Au sein du groupe Dephy de Damien Paccou, le désherbage est un objet d’études sur pomme de terre, avec des essais de désherbage mécanique. La herse étrille de marque Treffler permet un réglage des dents indépendantes de façon à pouvoir passer sur les cultures de pomme de terre en étant efficace aussi bien sur les hauts que les creux de buttes. Un bon moyen pour réduire l’usage des herbicides dont certaines molécules sont en sursis comme le prosulfocarbe. La herse est déjà utilisée sur blé mais aussi sur betterave pour laquelle les réglages se doivent d’être affinés. Selon Samuel Allexandre, l’outil montre de bons résultats à condition de passer aux bons stades de développement des adventices. Les agriculteurs pourraient s’approprier ce type de technique tout comme les bineuses à guidage par caméra qui se montrent tout aussi performantes. Mais, même avec les aides financières existantes, le prix des équipements peut apparaître rédhibitoire (1 000 euros le mètre pour la herse Treffler, 42 000 euros pour une bineuse 12 rangs avec guidage caméra). Le coût économique du changement l’emporte largement sur les possibles économies d’intrants que peuvent générer les stratégies mises au point dans les fermes Dephy.
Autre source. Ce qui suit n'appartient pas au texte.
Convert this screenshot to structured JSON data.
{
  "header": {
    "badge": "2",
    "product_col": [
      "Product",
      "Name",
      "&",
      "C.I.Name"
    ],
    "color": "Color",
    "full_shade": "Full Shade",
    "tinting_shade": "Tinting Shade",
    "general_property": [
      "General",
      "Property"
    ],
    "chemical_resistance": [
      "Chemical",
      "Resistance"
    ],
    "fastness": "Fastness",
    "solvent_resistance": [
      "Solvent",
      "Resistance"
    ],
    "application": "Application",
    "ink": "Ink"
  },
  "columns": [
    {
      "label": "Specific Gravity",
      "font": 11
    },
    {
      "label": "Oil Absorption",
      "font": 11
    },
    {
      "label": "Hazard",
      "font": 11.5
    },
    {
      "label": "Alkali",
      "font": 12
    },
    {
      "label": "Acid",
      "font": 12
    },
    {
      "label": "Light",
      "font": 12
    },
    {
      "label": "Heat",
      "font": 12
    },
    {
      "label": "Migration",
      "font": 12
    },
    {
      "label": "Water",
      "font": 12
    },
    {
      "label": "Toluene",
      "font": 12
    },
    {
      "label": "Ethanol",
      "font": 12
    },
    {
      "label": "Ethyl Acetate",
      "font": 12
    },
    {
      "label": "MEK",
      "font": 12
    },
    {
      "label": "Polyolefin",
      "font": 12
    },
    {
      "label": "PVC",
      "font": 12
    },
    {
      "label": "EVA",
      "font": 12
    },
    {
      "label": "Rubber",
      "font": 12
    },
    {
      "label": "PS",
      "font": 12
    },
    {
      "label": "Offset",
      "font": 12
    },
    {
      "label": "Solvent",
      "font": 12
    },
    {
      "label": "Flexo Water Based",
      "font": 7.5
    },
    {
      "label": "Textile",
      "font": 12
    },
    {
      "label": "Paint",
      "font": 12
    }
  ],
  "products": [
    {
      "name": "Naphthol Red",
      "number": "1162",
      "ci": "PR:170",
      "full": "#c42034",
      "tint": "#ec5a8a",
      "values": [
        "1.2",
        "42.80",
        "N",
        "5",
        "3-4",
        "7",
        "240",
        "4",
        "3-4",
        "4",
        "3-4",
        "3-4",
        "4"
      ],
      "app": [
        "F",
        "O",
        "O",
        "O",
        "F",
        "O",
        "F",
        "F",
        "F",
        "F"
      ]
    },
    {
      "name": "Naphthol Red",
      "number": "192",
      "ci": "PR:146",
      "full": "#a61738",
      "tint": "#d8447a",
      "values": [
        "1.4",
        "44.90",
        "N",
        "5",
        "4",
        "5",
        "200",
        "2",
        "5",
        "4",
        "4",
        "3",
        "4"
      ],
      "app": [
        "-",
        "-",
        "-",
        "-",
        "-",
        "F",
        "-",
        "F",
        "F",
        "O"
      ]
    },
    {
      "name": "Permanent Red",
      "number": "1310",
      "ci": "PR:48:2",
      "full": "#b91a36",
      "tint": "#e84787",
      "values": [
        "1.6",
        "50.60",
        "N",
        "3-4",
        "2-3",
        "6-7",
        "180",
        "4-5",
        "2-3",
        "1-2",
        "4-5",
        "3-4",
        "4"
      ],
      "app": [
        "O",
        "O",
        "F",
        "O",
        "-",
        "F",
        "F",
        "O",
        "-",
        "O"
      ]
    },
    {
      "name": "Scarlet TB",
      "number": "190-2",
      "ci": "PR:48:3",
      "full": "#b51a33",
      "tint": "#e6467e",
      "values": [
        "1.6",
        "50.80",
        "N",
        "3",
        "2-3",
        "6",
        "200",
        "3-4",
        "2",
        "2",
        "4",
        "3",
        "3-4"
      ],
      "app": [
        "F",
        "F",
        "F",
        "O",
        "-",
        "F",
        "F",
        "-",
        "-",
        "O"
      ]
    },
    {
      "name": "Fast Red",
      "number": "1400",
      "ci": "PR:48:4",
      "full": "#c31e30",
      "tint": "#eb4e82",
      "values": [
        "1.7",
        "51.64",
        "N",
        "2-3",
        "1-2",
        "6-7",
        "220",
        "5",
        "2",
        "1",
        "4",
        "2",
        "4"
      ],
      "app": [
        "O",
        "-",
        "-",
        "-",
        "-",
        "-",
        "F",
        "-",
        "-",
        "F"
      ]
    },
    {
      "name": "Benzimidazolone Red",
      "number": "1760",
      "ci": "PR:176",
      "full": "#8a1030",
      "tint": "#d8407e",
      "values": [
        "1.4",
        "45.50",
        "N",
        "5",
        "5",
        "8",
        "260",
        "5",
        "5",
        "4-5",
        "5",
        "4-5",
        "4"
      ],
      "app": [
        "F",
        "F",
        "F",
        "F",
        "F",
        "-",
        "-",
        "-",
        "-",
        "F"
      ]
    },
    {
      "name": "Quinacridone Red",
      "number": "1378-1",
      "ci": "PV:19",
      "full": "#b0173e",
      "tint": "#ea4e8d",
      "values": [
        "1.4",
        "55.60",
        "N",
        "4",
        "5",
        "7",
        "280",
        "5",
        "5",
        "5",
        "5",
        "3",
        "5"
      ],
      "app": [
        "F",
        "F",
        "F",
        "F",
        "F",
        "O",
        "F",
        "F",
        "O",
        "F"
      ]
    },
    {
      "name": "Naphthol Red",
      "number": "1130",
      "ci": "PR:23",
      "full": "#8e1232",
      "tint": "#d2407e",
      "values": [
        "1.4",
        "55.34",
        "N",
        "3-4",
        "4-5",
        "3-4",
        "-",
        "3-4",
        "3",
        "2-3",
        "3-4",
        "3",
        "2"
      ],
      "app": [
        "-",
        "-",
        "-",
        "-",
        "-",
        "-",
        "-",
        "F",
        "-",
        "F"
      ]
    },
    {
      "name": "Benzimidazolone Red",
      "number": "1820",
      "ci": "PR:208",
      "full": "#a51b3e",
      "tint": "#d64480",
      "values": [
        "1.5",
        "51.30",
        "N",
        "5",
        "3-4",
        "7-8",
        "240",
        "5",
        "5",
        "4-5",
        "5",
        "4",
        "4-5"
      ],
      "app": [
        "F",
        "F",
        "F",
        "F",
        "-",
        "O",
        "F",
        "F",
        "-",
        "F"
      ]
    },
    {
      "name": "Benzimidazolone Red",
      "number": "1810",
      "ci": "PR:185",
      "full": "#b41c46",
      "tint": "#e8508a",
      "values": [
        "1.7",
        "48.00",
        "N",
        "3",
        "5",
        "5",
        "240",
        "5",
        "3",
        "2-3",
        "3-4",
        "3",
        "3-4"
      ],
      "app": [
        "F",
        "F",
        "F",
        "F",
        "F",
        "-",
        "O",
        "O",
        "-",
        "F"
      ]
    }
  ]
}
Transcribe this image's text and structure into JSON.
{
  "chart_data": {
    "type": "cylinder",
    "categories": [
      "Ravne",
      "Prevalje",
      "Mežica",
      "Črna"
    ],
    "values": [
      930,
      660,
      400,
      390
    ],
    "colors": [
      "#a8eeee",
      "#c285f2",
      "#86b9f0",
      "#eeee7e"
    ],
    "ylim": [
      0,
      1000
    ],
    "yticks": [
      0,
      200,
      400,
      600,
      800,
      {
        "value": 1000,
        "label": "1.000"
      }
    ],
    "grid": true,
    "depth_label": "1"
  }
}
Des potentiels de réduction de phyto important en blé et betterave

Dans les Hauts-de-France, Samuel Allexandre suit un des cinq groupes Dephy de l’ex-région Nord-Pas-de-Calais (1). « Il s’agit d’un groupe de 14 producteurs de grandes cultures. Depuis 2012, nous avons enregistré une baisse globale d’IFT de 11 % dans ce groupe quand, dans le même temps, le Nodu (1) a augmenté de 10 % à l’échelon national, note l’ingénieur réseau de la chambre d’agriculture du Nord-Pas-de-Calais. Dans notre région, nous avons une culture de pomme de terre importante en surface qui est très dépendante de la chimie. Cette culture plombe d’emblée l’IFT mais on peut arriver à le réduire de 25-30 % au maximum. Le potentiel de réduction est plus important sur des cultures comme la betterave sucrière et le blé. En expérimentation, nous sommes parvenus à des IFT réduits de trois quarts sur le blé. »

Le réseau de ferme Dephy se prolonge avec le nouveau réseau dit « groupe 30 000 », visant à accompagner 30 000 exploitations en France dans la transition agroécologique. « Nous avons monté un nouveau groupe cet été avec 12 exploitations agricoles de grandes cultures et de légumes d’industrie dans le Ternois, un secteur du Pas-de-Calais. Un travail de réduction des phytos est mené à l’échelle du système agricole en focalisant sur la culture de la pomme de terre. »

(1) 10 groupes Dephy sur les Hauts-de-France pour 127 exploitations agricoles.
(2) Nombre de doses unité exprimant le niveau d’utilisation des phytos.